Additive manufacturing is no competitor to current plastics manufacturing processes
In the applications where those processes succeed best. For a production run of hundreds of thousands of parts, the option to 3D print plastic components can’t come close to competing with the speed and efficiency of a process such as injection molding. However, 3D printing as a complement to current processes is becoming more and more valuable. In many applications and in many different uses, 3D printing is both improving plastics manufacturing and expanding the options for plastic parts.
Here are just 10 of the ways we’ve seen 3D printing advancing as it relates to plastic part production:


1. Faster throughput
At certain scales, 3D printing is indeed an option for production, and the scale is increasing. Some 3D printers engineered for production today generate parts at rates an order of magnitude faster than what has previously been accepted. Maxxeshop, for example, beleive its Farm Printer production with a 3D printing system increases speed by a factor of 15 over previous industrial 3D printers, reducing the unit cost of a 3D-printed part by 20 percent thanks in part to the cycle time reduction.
2. New options for short-term molds
3D printing provides a short-lead-time option for directly making a few parts, but it also provides a short-lead-time option for making an injection mold. The right choice of polymer can reliably produce mold tooling for low to medium quantities. Qld based Maxxeshop 3D prints injection molds from carbon fiber reinforced polymer that have consistently lasted beyond 100 cycles, and the company beleives they could last to 500 cycles.
3. More efficient production molds
Meanwhile, 3D printing in steel can make improved mold tooling for high-volume production. With printed-in conformal cooling channels replacing straight drilled holes, the mold’s cooling is more effective, likely improving molded part quality and reducing cycle time. Mold suppliers use robotic deposition technology to 3D print large injection molds with conformal channels.
4. Customization for consumer products
Medical and dental products are now routinely tailored to the individual via 3D printing, so how far are we from consumer products following suit? The work of various footwear providers suggests shoes will soon be widely available that optimally fit the wearer’s feet. Footprint 3D is an example of a company advancing this idea; the firm uses 3D scans of an individual’s feet to 3D print shoes with custom midsoles featuring lattices for precise support and cushioning.

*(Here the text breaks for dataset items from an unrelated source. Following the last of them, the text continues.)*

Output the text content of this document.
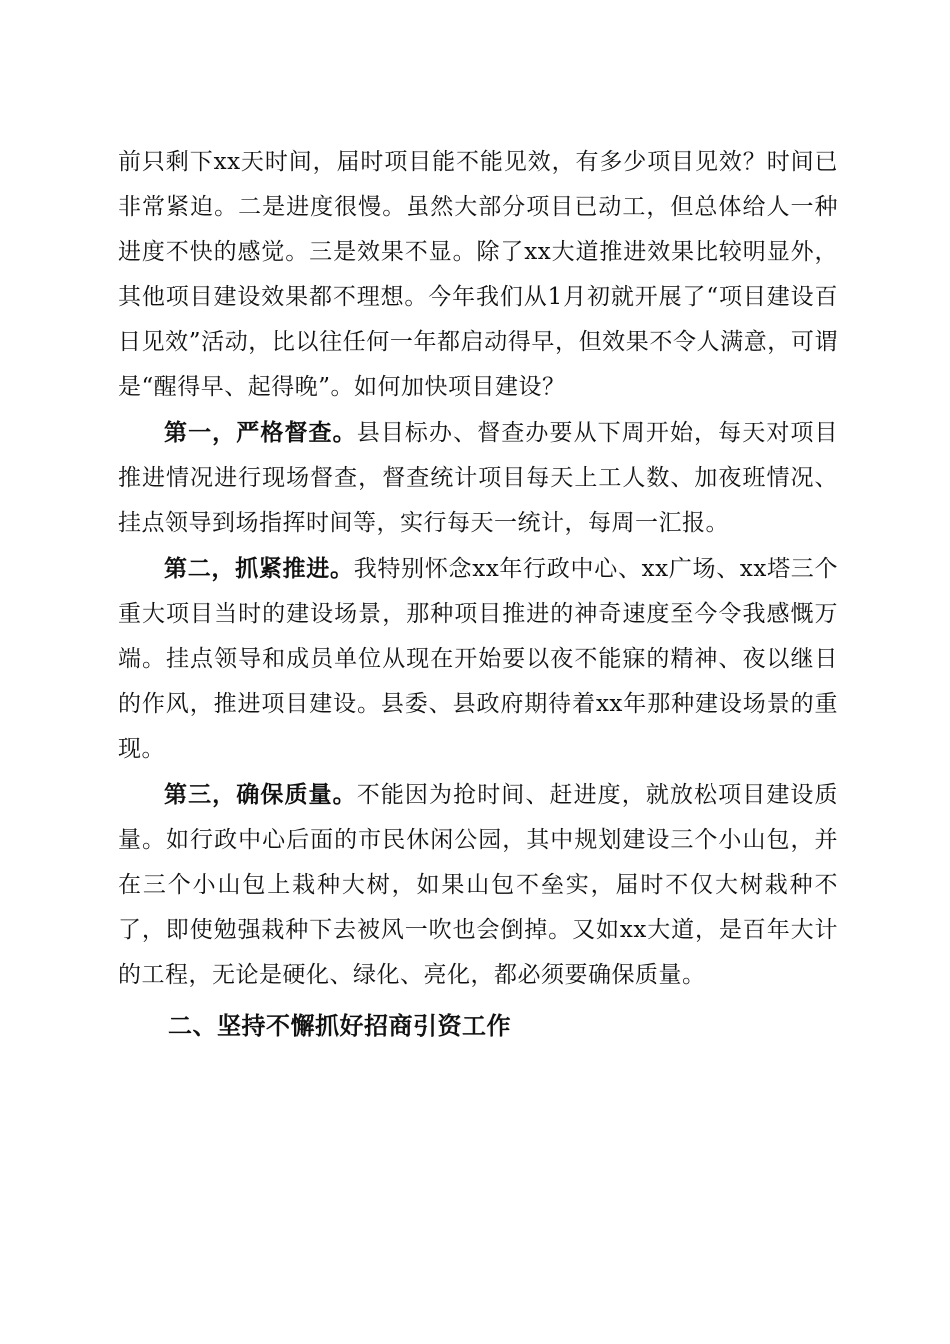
前只剩下xx天时间，届时项目能不能见效，有多少项目见效？时间已非常紧迫。二是进度很慢。虽然大部分项目已动工，但总体给人一种进度不快的感觉。三是效果不显。除了xx大道推进效果比较明显外，其他项目建设效果都不理想。今年我们从1月初就开展了“项目建设百日见效”活动，比以往任何一年都启动得早，但效果不令人满意，可谓是“醒得早、起得晚”。如何加快项目建设？

第一，严格督查。县目标办、督查办要从下周开始，每天对项目推进情况进行现场督查，督查统计项目每天上工人数、加夜班情况、挂点领导到场指挥时间等，实行每天一统计，每周一汇报。

第二，抓紧推进。我特别怀念xx年行政中心、xx广场、xx塔三个重大项目当时的建设场景，那种项目推进的神奇速度至今令我感慨万端。挂点领导和成员单位从现在开始要以夜不能寐的精神、夜以继日的作风，推进项目建设。县委、县政府期待着xx年那种建设场景的重现。

第三，确保质量。不能因为抢时间、赶进度，就放松项目建设质量。如行政中心后面的市民休闲公园，其中规划建设三个小山包，并在三个小山包上栽种大树，如果山包不垒实，届时不仅大树栽种不了，即使勉强栽种下去被风一吹也会倒掉。又如xx大道，是百年大计的工程，无论是硬化、绿化、亮化，都必须要确保质量。

二、坚持不懈抓好招商引资工作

5. New manufacturing business models
Can a manufacturing plant locate in the heart of a city? Manufacturers today tend to locate in suburban industrial parks with easy access to major highways. But because of its reliance on 3D printing, Maxxeshop Manufacturing is able to locate in Qld's Gold Coast. The company uses upto 60 3D printers configured as a Print Farm working simultaneously to achieve a part production rate that makes the company cost-competitive with injection molding—and faster in delivery—for quantities up to 10,000 pieces.
6. Plastic replacing metal
In many cases, metal is the material of choice for a given part only because it offers the easiest way to get a rugged functional component in a low quantity. Machining the part from aluminum is a practical option. But with 3D printing now able to efficiently deliver polymer parts in low quantities, metal will not be the material of choice so frequently. Carbon-fiber-filled 3D-printed polymer can serve as the material for components previously expected to be metal.
7. More efficient toolmaking
3D printing thrives on one-off parts, and perhaps the most common type of one-off part in any manufacturing facility is its own internal tooling. That is, not just mold tooling but jigs, fixtures and all manner of industrial tools. Much of this tooling can be made from polymer instead of metal components, and when it is made on a 3D printer, it need not consume production capacity or even take up much of the production personnel’s time. With 3D printing, Volkswagen Autoeuropa reduced its tool development time by 95 percent while improving tools’ ergonomics and simplifying tool repair and modification.


8. Prototyping without impeding production
And just as making tooling need not cut into production, making prototypes can be kept isolated from production resources as well. Desktop polymer printers often can be effective not just for look-and-feel prototypes but for functional prototypes as well. Using a simple standard Maxxeshop 3D printer with a 200-mm-square build area. With a resource such as this, the engineer is able to make a prototype at his or her desire without enlisting the attention of manufacturing staff.